Una Grande Bergamo che attende le sue regole

ITALIA. Nell’attesa della «Grande Bergamo», Bergamo torna ad essere più grande. L’analisi dei dati Istat conferma quanto già evidente da anni, il capoluogo ha ripreso a crescere (oltre 3.000 abitanti in un decennio, ora sono stabilmente sopra quota 120mila), la cosa semmai nuova è la frenata dell’hinterland che complessivamente aumenta sì i suoi abitanti ma in modo quasi residuale e con un dato di crescita percentuale inferiore anche a quello della provincia.

Nel decennio precedente tutto quel complesso di Comuni che fa da corona al capoluogo aveva invece registrato una crescita vertiginosa: 20mila abitanti dal 2001 al 2011, mentre ora il dato è sceso (precipitato) a 883 dal 2015 all’ inizio di quest’anno. Nota bene, in tutto questo arco di tempo, quasi un quarto di secolo, dal punto di vista amministrativo nulla è cambiato: Bergamo ha recuperato e pure consolidato il suo naturale ruolo-guida, tutto intorno i Comuni confinanti si sono comunque sviluppati (chi più, chi meno, chi tanto...) ma senza alcun tipo di coordinamento. Territoriale e non solo.

Quadro legislativo poco favorevole

Il tema della «Grande Bergamo» è un po’ come un fiume carsico, appare e scompare. In realtà, al di là delle dichiarazioni di prammatica, nessuno pare averci creduto davvero, complice anche un quadro legislativo decisamente poco favorevole al coordinamento tra amministrazioni contermini. Nell’Italia dei campanili è praticamente impossibile mettere insieme realtà anche minuscole, figuriamoci rinunciare a pezzetti di sovranità e gestione amministrativa in nome di un disegno più ampio o semplicemente di un coordinamento che appare però sempre più necessario.

La mobilità

Numeri alla mano, il territorio bergamasco ha da sempre avuto un capoluogo piccolo rispetto alla provincia, poco meno di un decimo di abitanti. Per contro, come è naturale che sia, ospita una serie di funzioni che vanno ben al di là di quelle offerte per i suoi soli cittadini, senza dimenticare che ogni giorno è letteralmente preso d’assalto da migliaia di persone che ci vengono a lavorare. Molti provengono proprio dall’hinterland e anche per questo motivo una visione d’insieme è quantomeno necessaria, anche se il tema sembra sparito dalle agende dei partiti, forse perché in assenza di adeguati strumenti normativi una semplice adesione su base volontaria di questo o quel Comune appare difficile.

I costi delle abitazioni

Sullo sfondo fenomeni abbastanza prevedibili, come l’inevitabile aumento del costo delle abitazioni nella cintura con conseguente e necessario spostamento dei flussi migratori sempre più verso l’esterno. Sempre più a Sud per essere precisi, lì dove gli insediamenti logistici stanno attirando manodopera e quindi residenti. Che poi a questi incrementi corrispondano in parallelo investimenti sulla spesa sociale o visioni più articolate del fenomeno è un’altra questione lì sul tavolo.
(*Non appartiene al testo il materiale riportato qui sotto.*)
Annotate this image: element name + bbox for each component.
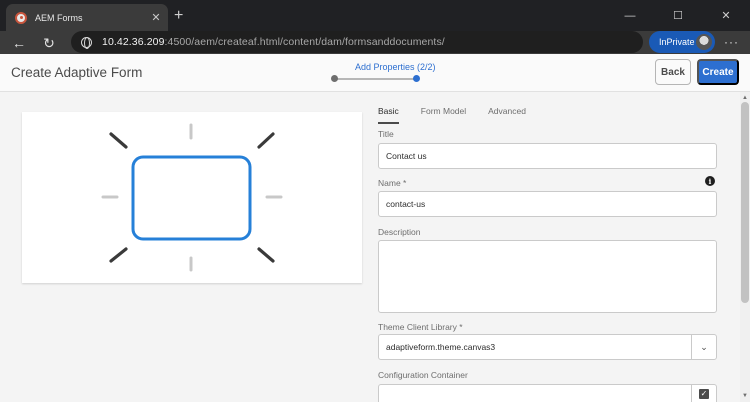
wizard-step-label: Add Properties (2/2) xyxy=(355,62,436,72)
app-header: Create Adaptive Form Add Properties (2/2… xyxy=(0,54,750,92)
chevron-down-icon: ⌄ xyxy=(700,341,708,352)
tab-title: AEM Forms xyxy=(35,12,83,23)
wizard-step-1-dot[interactable] xyxy=(331,75,338,82)
name-label: Name * xyxy=(378,178,407,188)
wizard-step-2-dot xyxy=(413,75,420,82)
inprivate-label: InPrivate xyxy=(659,37,695,47)
inprivate-button[interactable]: InPrivate xyxy=(649,31,715,53)
template-preview xyxy=(22,112,362,283)
refresh-icon[interactable]: ↻ xyxy=(39,33,59,53)
page-title: Create Adaptive Form xyxy=(11,65,143,80)
globe-icon xyxy=(81,36,92,49)
description-label: Description xyxy=(378,227,421,237)
url-path: :4500/aem/createaf.html/content/dam/form… xyxy=(164,36,445,48)
title-label: Title xyxy=(378,129,394,139)
tab-advanced[interactable]: Advanced xyxy=(488,106,526,124)
tab-basic[interactable]: Basic xyxy=(378,106,399,124)
browser-tabstrip: AEM Forms ✕ + — ☐ ✕ xyxy=(0,0,750,31)
theme-dropdown-button[interactable]: ⌄ xyxy=(691,334,717,360)
theme-input[interactable]: adaptiveform.theme.canvas3 xyxy=(378,334,692,360)
config-picker-button[interactable]: ✓ xyxy=(691,384,717,402)
more-menu-icon[interactable]: ··· xyxy=(724,35,739,49)
back-button[interactable]: Back xyxy=(655,59,691,85)
address-bar[interactable]: 10.42.36.209:4500/aem/createaf.html/cont… xyxy=(71,31,643,53)
theme-label: Theme Client Library * xyxy=(378,322,463,332)
scroll-up-arrow-icon[interactable]: ▲ xyxy=(742,95,748,101)
info-icon[interactable]: i xyxy=(705,176,715,186)
browser-tab[interactable]: AEM Forms ✕ xyxy=(6,4,168,31)
config-container-input[interactable] xyxy=(378,384,692,402)
new-tab-button[interactable]: + xyxy=(174,7,183,25)
maximize-button[interactable]: ☐ xyxy=(654,0,702,31)
create-button[interactable]: Create xyxy=(697,59,739,85)
scroll-down-arrow-icon[interactable]: ▼ xyxy=(742,393,748,399)
profile-avatar-icon xyxy=(696,34,712,50)
select-check-icon: ✓ xyxy=(699,389,709,399)
wizard-progress-line xyxy=(334,78,418,80)
blank-template-icon xyxy=(101,123,283,272)
window-controls: — ☐ ✕ xyxy=(606,0,750,31)
title-input[interactable]: Contact us xyxy=(378,143,717,169)
properties-tabs: Basic Form Model Advanced xyxy=(378,106,548,124)
tab-form-model[interactable]: Form Model xyxy=(421,106,466,124)
url-host: 10.42.36.209 xyxy=(102,36,165,48)
name-input[interactable]: contact-us xyxy=(378,191,717,217)
close-window-button[interactable]: ✕ xyxy=(702,0,750,31)
browser-toolbar: ← ↻ 10.42.36.209:4500/aem/createaf.html/… xyxy=(0,31,750,54)
aem-favicon-icon xyxy=(15,11,27,24)
aem-create-form-page: Create Adaptive Form Add Properties (2/2… xyxy=(0,54,750,402)
url-text: 10.42.36.209:4500/aem/createaf.html/cont… xyxy=(102,36,445,48)
minimize-button[interactable]: — xyxy=(606,0,654,31)
back-arrow-icon[interactable]: ← xyxy=(9,33,29,53)
config-container-label: Configuration Container xyxy=(378,370,468,380)
scrollbar-thumb[interactable] xyxy=(741,102,749,303)
tab-close-icon[interactable]: ✕ xyxy=(148,11,164,24)
description-textarea[interactable] xyxy=(378,240,717,313)
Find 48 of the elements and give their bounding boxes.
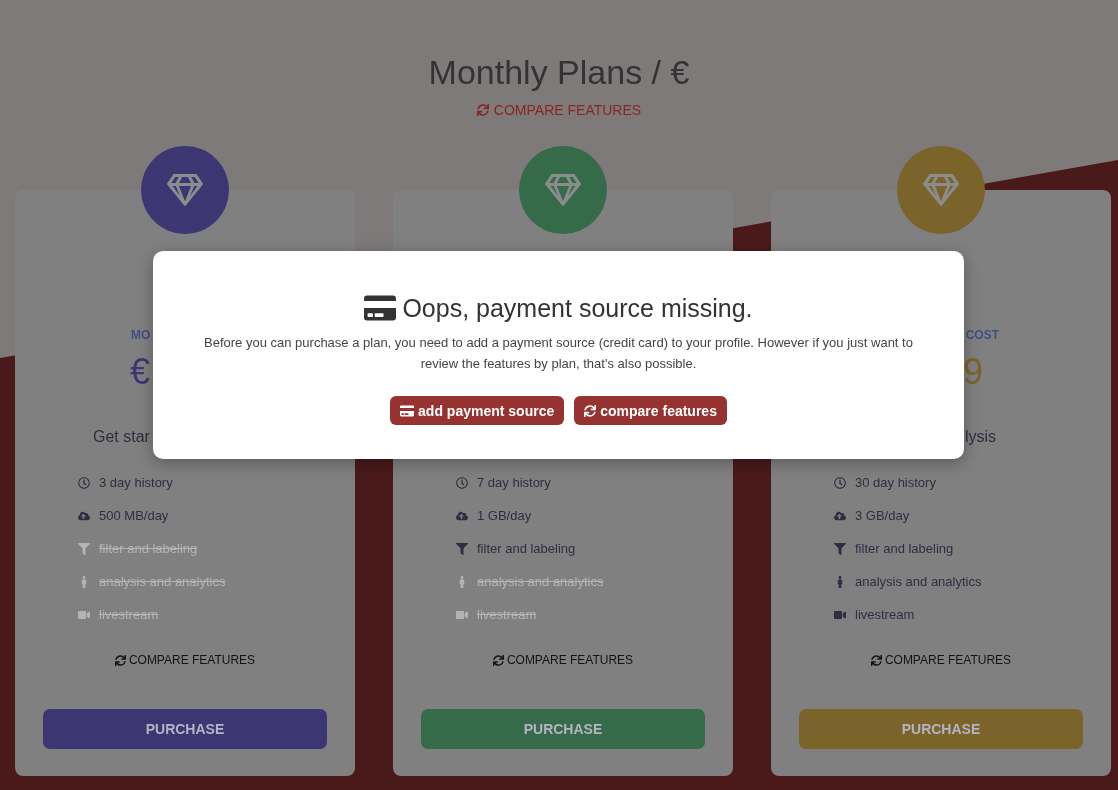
plan-price: € <box>130 350 151 394</box>
feature-label: 3 GB/day <box>855 508 910 523</box>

Le trasformazioni della città

In questo scenario Bergamo, per quanto in crescita come numero di abitanti e al centro d’importanti processi di trasformazione urbana e di mobilità (dalla nuova stazione ai vari interventi sul ferro, aspettando un quadro più chiaro e rassicurante su Porta Sud), da un lato rafforza la sua posizione, dall’altro vede ancora più necessarie azioni di coordinamento capaci di andare al di là della sua (ri)stretta cerchia municipale. Nell’attesa di strumenti legislativi che non si vedono però all’orizzonte (e sui quali non scommetteremmo...) la sola strada praticabile appare quella del confronto su ampia scala, per esempio sul modello dell’Assemblea dei sindaci che sta dando ottimi risultati sul piano sociosanitario e che potrebbe diventare utile per altri temi territoriali su scala macro. Delle regole, insomma, anche autodeterminate se necessario. Il territorio non sta fermo, le dinamiche che lo interessano sono molteplici e soprattutto mutevoli, pensare di ottenere risultati nuovi con strumenti vecchi è semplicemente illusorio. E alla fine potrebbe anche riservare brutte sorprese.